The identification of predictive biomarkers is crucial for optimizing targeted therapy in hematologic malignancies (HMs). This study demonstrates that downregulation of c-Myc expression serves as a robust and reliable indicator of sensitivity to checkpoint kinase 1 inhibitors (CHK1i), particularly in the context of the novel compound PY34. Through comprehensive analysis of both public databases and primary patient samples, a consistent and significant correlation was established between c-Myc suppression and enhanced anti-tumor response.
Initial screening using the GDSC and DepMap datasets revealed that HMs exhibit greater dependency on CHK1 compared to solid tumors, suggesting intrinsic vulnerability to CHK1 inhibition. Subsequent validation with PY34 confirmed potent single-agent activity in multiple HM cell lines, including those derived from acute myeloid leukemia (AML), acute lymphoblastic leukemia (ALL), and multiple myeloma. Notably, this efficacy was not observed in non-responsive solid tumor lines, reinforcing the selective nature of the response in blood cancers.
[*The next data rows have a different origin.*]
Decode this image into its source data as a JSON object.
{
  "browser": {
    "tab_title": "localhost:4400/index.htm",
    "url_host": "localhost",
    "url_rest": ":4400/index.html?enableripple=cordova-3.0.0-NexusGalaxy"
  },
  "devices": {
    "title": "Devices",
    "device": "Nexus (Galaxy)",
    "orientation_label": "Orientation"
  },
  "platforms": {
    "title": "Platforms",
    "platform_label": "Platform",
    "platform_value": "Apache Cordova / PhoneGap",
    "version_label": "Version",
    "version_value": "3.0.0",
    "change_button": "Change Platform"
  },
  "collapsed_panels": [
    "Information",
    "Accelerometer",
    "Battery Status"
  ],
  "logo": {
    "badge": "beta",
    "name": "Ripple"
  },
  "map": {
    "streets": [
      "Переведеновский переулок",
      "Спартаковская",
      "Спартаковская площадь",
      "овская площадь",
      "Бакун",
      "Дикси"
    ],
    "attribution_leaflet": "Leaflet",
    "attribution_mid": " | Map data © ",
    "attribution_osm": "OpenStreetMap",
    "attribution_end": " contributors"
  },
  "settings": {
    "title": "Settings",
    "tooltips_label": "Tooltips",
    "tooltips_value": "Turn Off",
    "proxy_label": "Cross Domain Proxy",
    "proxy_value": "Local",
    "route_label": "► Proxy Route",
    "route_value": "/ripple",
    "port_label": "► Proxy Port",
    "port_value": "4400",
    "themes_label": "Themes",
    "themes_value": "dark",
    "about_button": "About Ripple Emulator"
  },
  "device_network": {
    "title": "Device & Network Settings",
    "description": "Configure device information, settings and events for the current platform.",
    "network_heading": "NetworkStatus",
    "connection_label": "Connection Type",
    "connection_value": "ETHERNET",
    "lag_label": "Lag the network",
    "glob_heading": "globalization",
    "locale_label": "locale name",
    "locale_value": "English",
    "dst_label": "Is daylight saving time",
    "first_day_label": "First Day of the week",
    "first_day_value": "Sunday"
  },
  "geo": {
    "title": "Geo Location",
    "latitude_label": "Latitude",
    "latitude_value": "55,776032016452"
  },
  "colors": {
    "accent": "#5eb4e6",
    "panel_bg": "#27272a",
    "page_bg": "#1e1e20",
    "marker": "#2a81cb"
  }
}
Transcriptomic profiling of sensitive HM cells treated with PY34 uncovered a shared molecular signature: widespread downregulation of genes regulated by the oncogenic transcription factor c-Myc. This effect was confirmed at both mRNA and protein levels through qPCR and Western blot analyses.KAP1 Antibody In Vivo The reduction in c-Myc was independent of protein degradation, as evidenced by unchanged half-life under cycloheximide treatment and lack of rescue upon proteasome inhibition.LC3B Antibody Autophagy Instead, the data support transcriptional repression as the dominant mechanism driving c-Myc decline.PMID:34847748
Functional experiments further validated the causal role of c-Myc in drug response. Overexpression of c-Myc in MV411 cells significantly attenuated PY34-induced growth arrest and G1 phase blockage. Similarly, in FLT3-ITD and FLT3-D835V mutant models, exogenous cytokines such as IL-3 or GM-CSF restored c-Myc levels and conferred resistance to PY34, directly linking c-Myc restoration to therapeutic escape.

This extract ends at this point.